The voices died away as they retreated, splashing like water animals through the mud and ooze.
As silence fell once more Roy straightened up from his unpleasant situation and looked about him. The night was starry, and above his head he could see The Dipper. He knew that the outside stars of this constellation pointed to the North Star and he soon had the latter located. This gave him the points of the compass, and figuring that Acatonick must lie to the east of his present position, he struck out in that direction as nearly as he could.
He had no idea of the time, to his great chagrin, for in his haste to obey the forged summons to the flying track he had forgotten to bring his watch.
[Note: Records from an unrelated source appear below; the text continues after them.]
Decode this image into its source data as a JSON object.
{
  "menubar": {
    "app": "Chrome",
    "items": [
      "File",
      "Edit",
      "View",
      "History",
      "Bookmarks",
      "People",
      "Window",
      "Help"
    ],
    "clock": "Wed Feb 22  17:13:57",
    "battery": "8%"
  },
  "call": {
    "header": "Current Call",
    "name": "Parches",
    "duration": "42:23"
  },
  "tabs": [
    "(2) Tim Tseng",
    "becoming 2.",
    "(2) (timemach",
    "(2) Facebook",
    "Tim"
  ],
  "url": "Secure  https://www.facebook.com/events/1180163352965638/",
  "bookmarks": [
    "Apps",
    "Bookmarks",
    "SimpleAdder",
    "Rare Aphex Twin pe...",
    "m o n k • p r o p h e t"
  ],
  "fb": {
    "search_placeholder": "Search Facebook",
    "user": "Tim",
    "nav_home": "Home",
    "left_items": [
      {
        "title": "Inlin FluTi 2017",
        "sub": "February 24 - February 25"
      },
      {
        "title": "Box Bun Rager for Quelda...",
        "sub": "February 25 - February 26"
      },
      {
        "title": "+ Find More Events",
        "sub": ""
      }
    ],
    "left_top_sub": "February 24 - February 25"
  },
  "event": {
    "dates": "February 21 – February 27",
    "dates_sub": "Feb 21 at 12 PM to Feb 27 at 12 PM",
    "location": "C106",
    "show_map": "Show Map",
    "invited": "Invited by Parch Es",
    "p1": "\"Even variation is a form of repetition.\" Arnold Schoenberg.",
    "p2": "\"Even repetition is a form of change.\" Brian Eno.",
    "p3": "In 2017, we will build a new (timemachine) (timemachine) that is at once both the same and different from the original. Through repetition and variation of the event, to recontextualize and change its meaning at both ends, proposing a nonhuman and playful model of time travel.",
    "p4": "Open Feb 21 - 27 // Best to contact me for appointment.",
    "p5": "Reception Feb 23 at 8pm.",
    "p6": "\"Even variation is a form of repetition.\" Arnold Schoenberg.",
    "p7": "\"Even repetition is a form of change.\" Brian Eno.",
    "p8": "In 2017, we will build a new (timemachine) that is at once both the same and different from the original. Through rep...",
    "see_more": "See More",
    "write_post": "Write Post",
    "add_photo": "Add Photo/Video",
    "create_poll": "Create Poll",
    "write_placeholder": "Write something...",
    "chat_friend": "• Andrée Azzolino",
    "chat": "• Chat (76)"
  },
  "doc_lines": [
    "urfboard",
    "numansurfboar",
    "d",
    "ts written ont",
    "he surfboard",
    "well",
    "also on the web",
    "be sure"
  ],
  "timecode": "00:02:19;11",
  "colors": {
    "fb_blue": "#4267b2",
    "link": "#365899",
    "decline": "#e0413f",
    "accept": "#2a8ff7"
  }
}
In fact, in his hurry, he had slipped into an old coat, the pockets of which contained nothing more useful to him than a packet of chewing gum. He slipped a wad of this into his mouth to “keep him company” as he expressed it to himself, and grittily went forward.
The wood ended presently, and he found himself in a field with woods on all three sides, except that on which the swamp impinged. Little as he liked the idea of plunging into pathless woods, with nothing to guide him but the stars, as he glimpsed them through the trees, there was no help for it. Go on he must. Crossing the field rapidly he soon reached the border of the tangle and entered its black shadows. Keeping as straight a line as he could he hastened forward, and to his great delight, soon saw that the trees were beginning to thin out, and that beyond lay, apparently, open country.
“Hooray, I’m bound to strike a road before long now,” thought Roy gleefully and quickened his pace.
He had not gone more than a few paces, however, when through the trees he heard a strange sound. It was a clinking sound like the rattling of a chain.